Need to OCR Some PDFs before Import?

ln108 · March 7, 2010

Prior to using Zotero, I was in the habit of running newly acquired PDFs through the "Recognize Text Using OCR . . ." function in Adobe Acrobat, just to make sure they'd be searchable. I notice that PDFs from some sources (like EBSCO) seem to be already OCR-ed, but Acrobat needs to do a bit of OCR work on files from other sources, especially JSTOR.

My question is: Is this step necessary for the PDF indexing function in Zotero, or is it redundant?

Thanks!

ajlyon · March 7, 2010

This step is necessary for PDF indexing to work. Zotero can't yet do OCR on its own, so users who have PDFs without a text layer have to do OCR themselves, then click the "reindex" button for each PDF.

adamsmith · March 8, 2010

well - I would say yes and know - an increasing number of pdfs from databases are OCRd - I'd say the percentage is above 80% (and includes JSTOR - I don't know what your acrobat did there) - for those OCR is redundant, but not because of anything Zotero does.

brandtb · March 17, 2010

I won't install Acrobat due to the serious ongoing security problems it has had. It would be a great addition for Zotero to automatically OCR when there is not already embedded text.

ajlyon · March 17, 2010

OCR is a very complex proposition, and really outside the realm of what Zotero needs to concern itself with. There are plenty of OCR products on the market-- take a look. I've been using gscan2pdf on Linux, and there are lots of commercial solutions as well.

brandtb · March 17, 2010

Thanks for the quick reply. Although I might easily agree that Zotero has more pressing needs, I suggest it is not out of the realm of what Zotero should be concerned with. What I love about Zotero is that it simplifies the workflow in my research. When Zotero automatically downloads a PDF for me, it saves about 10 clicks, time, and the opportunity for error. It makes the tedious invisible. Proxy detection and redirect is one of the most brilliant things I've seen in years. This would similarly make indexing a PDF an invisible step. So, please keep it in mind.

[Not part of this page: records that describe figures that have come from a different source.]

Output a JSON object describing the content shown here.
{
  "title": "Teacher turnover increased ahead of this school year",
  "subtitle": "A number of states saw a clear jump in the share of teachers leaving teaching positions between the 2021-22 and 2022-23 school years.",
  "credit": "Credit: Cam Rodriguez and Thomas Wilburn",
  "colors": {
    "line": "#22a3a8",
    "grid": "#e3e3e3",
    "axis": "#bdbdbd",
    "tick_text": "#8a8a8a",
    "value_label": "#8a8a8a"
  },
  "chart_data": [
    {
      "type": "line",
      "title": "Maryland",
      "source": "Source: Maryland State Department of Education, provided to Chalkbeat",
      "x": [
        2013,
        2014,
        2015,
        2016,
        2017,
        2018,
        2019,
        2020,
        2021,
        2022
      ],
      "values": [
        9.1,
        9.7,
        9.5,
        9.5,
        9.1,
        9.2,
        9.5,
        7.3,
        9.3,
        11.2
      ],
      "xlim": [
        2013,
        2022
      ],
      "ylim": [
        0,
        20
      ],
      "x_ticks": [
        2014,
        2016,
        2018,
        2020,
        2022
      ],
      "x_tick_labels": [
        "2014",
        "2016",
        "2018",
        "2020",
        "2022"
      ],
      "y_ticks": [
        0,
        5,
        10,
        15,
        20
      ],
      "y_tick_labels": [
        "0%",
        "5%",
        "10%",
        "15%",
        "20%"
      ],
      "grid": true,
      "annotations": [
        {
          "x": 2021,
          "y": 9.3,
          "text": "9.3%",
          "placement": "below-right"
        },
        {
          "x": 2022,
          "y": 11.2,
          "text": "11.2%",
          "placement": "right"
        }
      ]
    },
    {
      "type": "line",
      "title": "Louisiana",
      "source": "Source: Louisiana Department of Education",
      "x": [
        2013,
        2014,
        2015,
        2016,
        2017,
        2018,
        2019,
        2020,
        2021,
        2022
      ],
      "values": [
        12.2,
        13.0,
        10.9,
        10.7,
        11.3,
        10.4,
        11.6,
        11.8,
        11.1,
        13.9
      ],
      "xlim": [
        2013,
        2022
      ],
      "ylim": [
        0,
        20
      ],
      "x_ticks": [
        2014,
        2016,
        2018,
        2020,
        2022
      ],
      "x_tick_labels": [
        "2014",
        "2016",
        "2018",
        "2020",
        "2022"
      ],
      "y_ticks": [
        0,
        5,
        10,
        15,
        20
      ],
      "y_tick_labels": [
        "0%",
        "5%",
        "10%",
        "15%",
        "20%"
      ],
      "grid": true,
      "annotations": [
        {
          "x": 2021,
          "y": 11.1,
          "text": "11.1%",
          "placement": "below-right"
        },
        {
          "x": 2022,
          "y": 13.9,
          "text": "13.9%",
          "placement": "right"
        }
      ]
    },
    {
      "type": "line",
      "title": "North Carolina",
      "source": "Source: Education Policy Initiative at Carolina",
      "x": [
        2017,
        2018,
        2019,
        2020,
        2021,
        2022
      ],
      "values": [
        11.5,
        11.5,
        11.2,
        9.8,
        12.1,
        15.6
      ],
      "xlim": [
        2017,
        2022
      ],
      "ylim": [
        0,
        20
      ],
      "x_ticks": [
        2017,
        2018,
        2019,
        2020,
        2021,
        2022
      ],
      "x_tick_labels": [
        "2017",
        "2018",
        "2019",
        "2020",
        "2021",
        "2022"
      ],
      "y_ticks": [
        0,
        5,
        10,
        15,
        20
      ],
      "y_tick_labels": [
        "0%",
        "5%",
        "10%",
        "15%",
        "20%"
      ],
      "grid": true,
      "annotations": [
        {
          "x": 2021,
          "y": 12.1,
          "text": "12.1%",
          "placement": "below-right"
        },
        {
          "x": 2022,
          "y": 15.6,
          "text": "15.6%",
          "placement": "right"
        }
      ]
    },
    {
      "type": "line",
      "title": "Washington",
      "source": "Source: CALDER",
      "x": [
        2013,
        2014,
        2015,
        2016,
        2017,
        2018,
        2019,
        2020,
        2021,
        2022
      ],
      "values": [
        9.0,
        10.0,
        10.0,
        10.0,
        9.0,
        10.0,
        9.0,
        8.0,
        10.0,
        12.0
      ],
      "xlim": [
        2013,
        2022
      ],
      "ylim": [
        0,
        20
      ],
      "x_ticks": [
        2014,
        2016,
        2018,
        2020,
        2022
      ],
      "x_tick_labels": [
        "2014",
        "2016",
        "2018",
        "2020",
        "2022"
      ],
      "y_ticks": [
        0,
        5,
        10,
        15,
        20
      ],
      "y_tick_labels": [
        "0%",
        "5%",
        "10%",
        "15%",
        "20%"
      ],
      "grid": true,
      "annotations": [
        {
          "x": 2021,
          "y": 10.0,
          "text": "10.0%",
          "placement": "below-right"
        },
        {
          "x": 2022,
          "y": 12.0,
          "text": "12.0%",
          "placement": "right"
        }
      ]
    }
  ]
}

In the mean time, I’ll look at gscan2pdf.

Thanks.

scot · March 18, 2010

Older JSTOR articles already include a "text layer" (which is what you add when you OCR them), so they are searchable. Presumably Adobe re-does this, which is why it seems to do some work on JSTOR articles. But it should be redundant (and may even be inferior to the one JSTOR provides). [edit I now see that adam has already mentioned this]

Note that any PDFs which were not produced by scanning in the first place (the vast majority of newer PDFs) never need to be OCR'd, since they are produced directly using the article text and are searchable out of the box).

So the only time you should need to OCR an article is when it (1) is an older scanned article --- you can tell this by the quality. It will look generally more like a scan than a computer produced document--- AND (2) it is not from a database that includes 'text layers' in their articles. As adamsmith says, many databases already so this. Of course if you scan them yourself you'll need to OCR them.

And ajlyon is correct when s/he says that OCR is (still) a very complicated (read: expensive) software undertaking. Having said that, (and just now having read about the now-free tessaract engine), it might not be too much for someone to put together a plugin for Zotero that uses tessaract on scanned PDFs which don't contain a text layer. I have a lot of self-scanned PDFs, so I'd be quite happy for such a plugin.